8. Despite the impossible-to-count time signatures and polyrhythmic madness, Keenan was most psyched about recapturing some of their straightforward heaviness on tracks like "Jambi" and "The Pot."
"I was kind of hoping the album would bring back some of the energy we expressed on our early records," he said around the album's release. "It was very difficult to get a groove going on some of 10,000 Days because everything was so complex and choppy and like running up an uneven set of stairs with a blindfold and a wooden leg. I wanted to do some of that because I really enjoy the challenge of a puzzle, and putting lyrics to those complex pieces. But I was also looking forward to doing something that would be like running down a set of stairs with my eyes closed and know that I'm gonna land on my feet."
9. Tool's studio pastimes included video game showdowns and screenings of a notorious R&B opera
"We played a lot of Guitar Hero — I remember that game coming out back then and I turned the guys onto it," Barresi told Louder Sound. "That was a good pastime in the lounge, as well as making anyone who came to the studio sit through R. Kelly's Trapped in the Closet DVD. Priceless entertainment."
10. Tool fans are so obsessive, they discovered that closing soundscape "Viginti Tres" and "Wings for Marie," when played back-to-back, equal the track length of "10,000 Days." And if you overdub the latter track on top of the aforementioned hybrid, there's an interesting synchronicity between the riffs and melodies — even though it's clearly just a fun coincidence. Right?

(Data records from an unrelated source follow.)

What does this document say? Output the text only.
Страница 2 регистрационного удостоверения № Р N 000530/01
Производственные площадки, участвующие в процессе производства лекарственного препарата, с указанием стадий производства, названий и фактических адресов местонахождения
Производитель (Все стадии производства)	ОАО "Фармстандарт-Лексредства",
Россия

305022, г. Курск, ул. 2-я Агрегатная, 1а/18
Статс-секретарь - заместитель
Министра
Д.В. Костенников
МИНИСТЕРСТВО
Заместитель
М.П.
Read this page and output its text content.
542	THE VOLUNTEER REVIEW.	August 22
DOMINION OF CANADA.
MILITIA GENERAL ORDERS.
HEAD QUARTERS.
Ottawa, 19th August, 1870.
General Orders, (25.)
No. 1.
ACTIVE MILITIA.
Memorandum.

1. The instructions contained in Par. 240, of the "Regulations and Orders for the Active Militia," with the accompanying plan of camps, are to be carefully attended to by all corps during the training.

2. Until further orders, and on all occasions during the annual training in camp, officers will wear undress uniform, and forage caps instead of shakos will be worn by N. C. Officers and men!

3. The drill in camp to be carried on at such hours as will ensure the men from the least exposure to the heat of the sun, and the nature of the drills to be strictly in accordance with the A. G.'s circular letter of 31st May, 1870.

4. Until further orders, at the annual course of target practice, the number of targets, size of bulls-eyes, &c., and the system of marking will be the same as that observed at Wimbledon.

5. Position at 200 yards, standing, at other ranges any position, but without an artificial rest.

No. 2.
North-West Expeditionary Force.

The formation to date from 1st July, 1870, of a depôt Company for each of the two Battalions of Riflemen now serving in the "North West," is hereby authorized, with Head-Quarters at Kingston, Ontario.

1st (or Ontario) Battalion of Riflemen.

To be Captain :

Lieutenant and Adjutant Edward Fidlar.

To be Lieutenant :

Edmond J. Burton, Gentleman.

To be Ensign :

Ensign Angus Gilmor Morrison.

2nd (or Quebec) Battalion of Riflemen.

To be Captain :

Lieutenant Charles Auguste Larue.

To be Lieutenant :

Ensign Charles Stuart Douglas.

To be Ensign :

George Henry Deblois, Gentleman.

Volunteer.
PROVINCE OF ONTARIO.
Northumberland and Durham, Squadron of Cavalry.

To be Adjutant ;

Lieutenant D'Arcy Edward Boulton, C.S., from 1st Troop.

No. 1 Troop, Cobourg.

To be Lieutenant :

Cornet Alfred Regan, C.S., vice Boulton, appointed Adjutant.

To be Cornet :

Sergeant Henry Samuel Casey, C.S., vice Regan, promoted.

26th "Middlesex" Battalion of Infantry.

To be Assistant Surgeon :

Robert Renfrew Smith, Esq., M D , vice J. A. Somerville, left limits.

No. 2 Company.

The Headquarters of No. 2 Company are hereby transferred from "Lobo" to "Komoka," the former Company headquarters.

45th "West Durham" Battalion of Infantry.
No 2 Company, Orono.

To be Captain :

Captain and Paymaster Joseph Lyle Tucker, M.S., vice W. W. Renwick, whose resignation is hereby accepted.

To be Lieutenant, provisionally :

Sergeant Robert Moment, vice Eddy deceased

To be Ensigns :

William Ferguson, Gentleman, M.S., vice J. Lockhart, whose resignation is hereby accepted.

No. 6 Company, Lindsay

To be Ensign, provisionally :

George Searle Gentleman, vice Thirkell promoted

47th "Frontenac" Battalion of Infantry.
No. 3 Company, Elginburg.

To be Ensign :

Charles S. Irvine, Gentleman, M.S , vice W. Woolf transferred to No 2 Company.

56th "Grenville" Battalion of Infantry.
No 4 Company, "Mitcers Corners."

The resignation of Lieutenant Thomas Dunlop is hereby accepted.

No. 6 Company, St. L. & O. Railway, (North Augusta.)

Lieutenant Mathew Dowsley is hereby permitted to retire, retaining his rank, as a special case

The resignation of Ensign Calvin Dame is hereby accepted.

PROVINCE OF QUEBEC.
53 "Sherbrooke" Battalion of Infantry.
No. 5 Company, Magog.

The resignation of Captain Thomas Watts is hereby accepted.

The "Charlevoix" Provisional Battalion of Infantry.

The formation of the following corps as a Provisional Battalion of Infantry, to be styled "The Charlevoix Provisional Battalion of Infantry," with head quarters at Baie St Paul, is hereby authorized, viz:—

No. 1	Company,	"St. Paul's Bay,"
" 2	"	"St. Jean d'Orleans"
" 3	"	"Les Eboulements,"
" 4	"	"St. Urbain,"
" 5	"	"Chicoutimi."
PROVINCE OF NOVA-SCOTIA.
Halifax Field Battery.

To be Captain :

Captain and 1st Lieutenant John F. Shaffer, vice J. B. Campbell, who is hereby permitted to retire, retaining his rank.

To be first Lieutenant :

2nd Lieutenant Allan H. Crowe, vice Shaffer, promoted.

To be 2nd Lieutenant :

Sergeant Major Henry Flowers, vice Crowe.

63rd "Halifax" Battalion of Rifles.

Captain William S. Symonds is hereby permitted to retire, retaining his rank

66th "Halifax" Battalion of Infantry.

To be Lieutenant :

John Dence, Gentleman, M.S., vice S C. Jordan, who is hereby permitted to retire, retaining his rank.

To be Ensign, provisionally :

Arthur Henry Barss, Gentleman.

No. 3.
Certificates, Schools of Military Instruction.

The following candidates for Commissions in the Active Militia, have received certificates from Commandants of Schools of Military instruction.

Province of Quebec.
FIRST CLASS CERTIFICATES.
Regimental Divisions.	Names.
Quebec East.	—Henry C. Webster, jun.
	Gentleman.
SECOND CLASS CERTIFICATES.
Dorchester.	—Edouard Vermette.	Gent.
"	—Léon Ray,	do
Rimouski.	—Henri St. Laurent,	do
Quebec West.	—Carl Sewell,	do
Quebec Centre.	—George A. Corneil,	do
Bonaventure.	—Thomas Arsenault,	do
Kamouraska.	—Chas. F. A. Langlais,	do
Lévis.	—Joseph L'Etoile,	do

This mash-up became so popular among Tool fans that journalists started asking the band members about it during interviews.
"We can barely decide whether we're going to do a baseball cap or a beanie," Keenan told the A.V. Club in 2006. "You know what I mean? Now, granted, if you subscribe to the whole spiritual, energetic level, when you get into that weird, meditative state ... I'm trying to think of the word ... Sufis? I don't remember — the whirling dervishes. When you get into that weird state, at some point, your body clicks out, and you have a weird out-of-body experience, and so you can tap into those things unconsciously. So if people are reading into those kind of things that basically had nothing to do with us, that are just us clicking in a moment and being true to that whirling-dervish process of emoting with each other, some of that stuff just might naturally, accidentally come out. But it's not in any way a product of our design."
Jones, in his Guitar World interview, even recalled a fan messaging him on MySpace to explain her theory about how "Lateralus was written to [Mel Gibson's 2004 film] The Passion of the Christ."
"It's so amazing how it links up. I want to thank you for doing that,'" he recalled her saying. "I wrote her back and said, 'Cool. You figured it out.' Of course, we wrote that album way before The Passion of the Christ came out, but I loved how she tried to link our music to something else."